Anne Fortier
Juliet
Copyright © 2010 by Anne Fortier
To my beloved mother,
Birgit Malling Eriksen,
whose magnanimity and herculean research
made this book possible
Go hence to have more talk of these sad things.
Some shall be pardon’d, and some punished,
For never was a story of more woe
Than this of Juliet and her Romeo.
– SHAKESPEARE
THE PROLOGUE
THEY SAY I DIED.
My heart stopped, and I was not breathing-in the eyes of the world I was really dead. Some say I was gone for three minutes, some say four; personally, I am beginning to think death is mostly a matter of opinion.
Being Juliet, I suppose I should have seen it coming. But I so wanted to believe that, this time around, it would not be the same old lamentable tragedy all over. This time, we would be together forever, Romeo and I, and our love would never again be suspended by dark centuries of banishment and death.
But you can’t fool the Bard. And so I died as I must, when my lines ran out, and fell back into the well of creation.
O happy pen. This is thy sheet.
There ink, and let me begin.
I.I
Alack, alack, what blood is this which stains
The stony entrance of this sepulchre?
IT HAS TAKEN ME A while to figure out where to start.
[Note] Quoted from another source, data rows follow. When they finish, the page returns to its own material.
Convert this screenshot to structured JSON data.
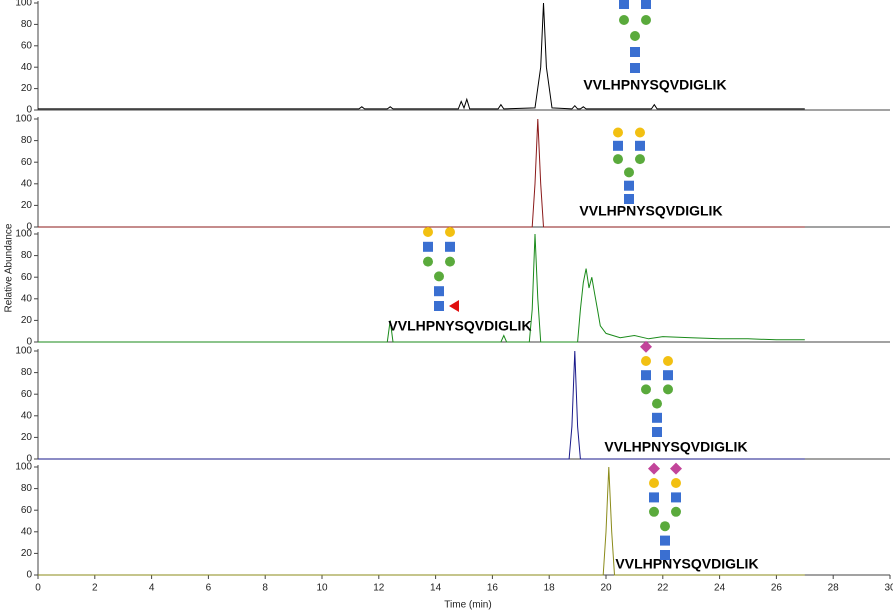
{
  "chart_data": [
    {
      "type": "line",
      "annotation": "VVLHPNYSQVDIGLIK",
      "xlim": [
        0,
        30
      ],
      "ylim": [
        0,
        100
      ],
      "yticks": [
        0,
        20,
        40,
        60,
        80,
        100
      ],
      "x": [
        0,
        11.3,
        11.4,
        11.5,
        12.3,
        12.4,
        12.5,
        14.8,
        14.9,
        15.0,
        15.1,
        15.2,
        16.2,
        16.3,
        16.4,
        17.5,
        17.7,
        17.8,
        17.9,
        18.1,
        18.8,
        18.9,
        19.0,
        19.1,
        19.2,
        19.3,
        21.6,
        21.7,
        21.8,
        27
      ],
      "series": [
        {
          "color": "#000000",
          "values": [
            1,
            1,
            3,
            1,
            1,
            3,
            1,
            1,
            8,
            2,
            10,
            1,
            1,
            5,
            1,
            2,
            40,
            100,
            40,
            2,
            1,
            4,
            1,
            1,
            3,
            1,
            1,
            5,
            1,
            1
          ]
        }
      ]
    },
    {
      "type": "line",
      "annotation": "VVLHPNYSQVDIGLIK",
      "xlim": [
        0,
        30
      ],
      "ylim": [
        0,
        100
      ],
      "yticks": [
        0,
        20,
        40,
        60,
        80,
        100
      ],
      "x": [
        0,
        17.4,
        17.5,
        17.6,
        17.7,
        17.8,
        27
      ],
      "series": [
        {
          "color": "#8b1a1a",
          "values": [
            0,
            0,
            40,
            100,
            40,
            0,
            0
          ]
        }
      ]
    },
    {
      "type": "line",
      "annotation": "VVLHPNYSQVDIGLIK",
      "ylabel": "Relative Abundance",
      "xlim": [
        0,
        30
      ],
      "ylim": [
        0,
        100
      ],
      "yticks": [
        0,
        20,
        40,
        60,
        80,
        100
      ],
      "x": [
        0,
        12.3,
        12.4,
        12.5,
        16.3,
        16.4,
        16.5,
        17.3,
        17.4,
        17.5,
        17.6,
        17.7,
        19.0,
        19.1,
        19.2,
        19.3,
        19.4,
        19.5,
        19.6,
        19.7,
        19.8,
        20.0,
        20.5,
        21.0,
        21.5,
        22,
        23,
        24,
        25,
        26,
        27
      ],
      "series": [
        {
          "color": "#1a8a1a",
          "values": [
            0,
            0,
            20,
            0,
            0,
            6,
            0,
            0,
            30,
            100,
            40,
            0,
            0,
            30,
            55,
            68,
            50,
            60,
            45,
            30,
            15,
            8,
            4,
            6,
            3,
            5,
            4,
            3,
            3,
            2,
            2
          ]
        }
      ]
    },
    {
      "type": "line",
      "annotation": "VVLHPNYSQVDIGLIK",
      "xlim": [
        0,
        30
      ],
      "ylim": [
        0,
        100
      ],
      "yticks": [
        0,
        20,
        40,
        60,
        80,
        100
      ],
      "x": [
        0,
        18.7,
        18.8,
        18.9,
        19.0,
        19.1,
        27
      ],
      "series": [
        {
          "color": "#1a1a8b",
          "values": [
            0,
            0,
            30,
            100,
            30,
            0,
            0
          ]
        }
      ]
    },
    {
      "type": "line",
      "annotation": "VVLHPNYSQVDIGLIK",
      "xlabel": "Time (min)",
      "xlim": [
        0,
        30
      ],
      "ylim": [
        0,
        100
      ],
      "yticks": [
        0,
        20,
        40,
        60,
        80,
        100
      ],
      "xticks": [
        0,
        2,
        4,
        6,
        8,
        10,
        12,
        14,
        16,
        18,
        20,
        22,
        24,
        26,
        28,
        30
      ],
      "x": [
        0,
        19.9,
        20.0,
        20.1,
        20.2,
        20.3,
        27
      ],
      "series": [
        {
          "color": "#8b8b1a",
          "values": [
            0,
            0,
            40,
            100,
            40,
            0,
            0
          ]
        }
      ]
    }
  ]
}
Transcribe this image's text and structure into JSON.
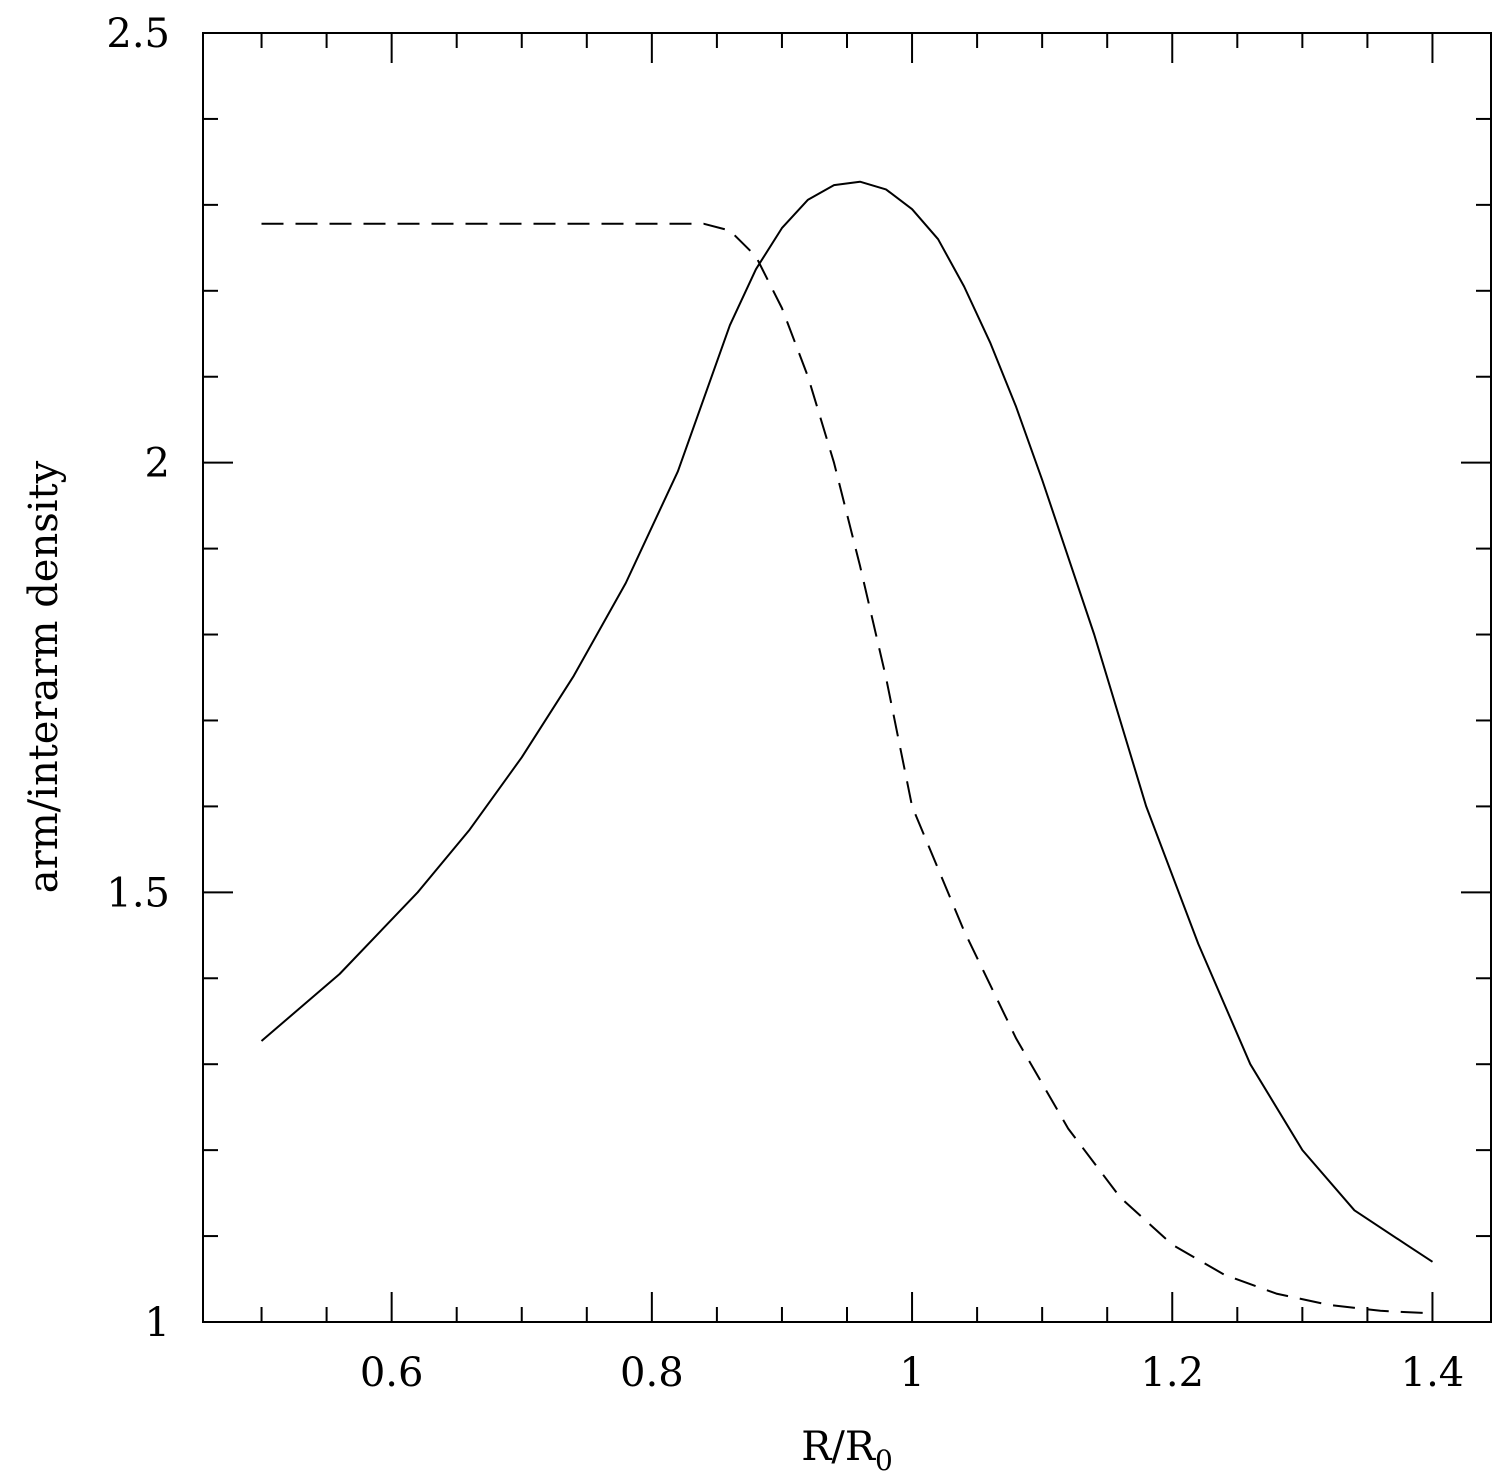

You could argue that my story began more than six hundred years ago, with a highway robbery in medieval Tuscany. Or, more recently, with a dance and a kiss at Castello Salimbeni, when my parents met for the first time. But I would never have come to know any of this without the event that changed my life overnight and forced me to travel to Italy in search of the past. That event was the death of my great-aunt Rose.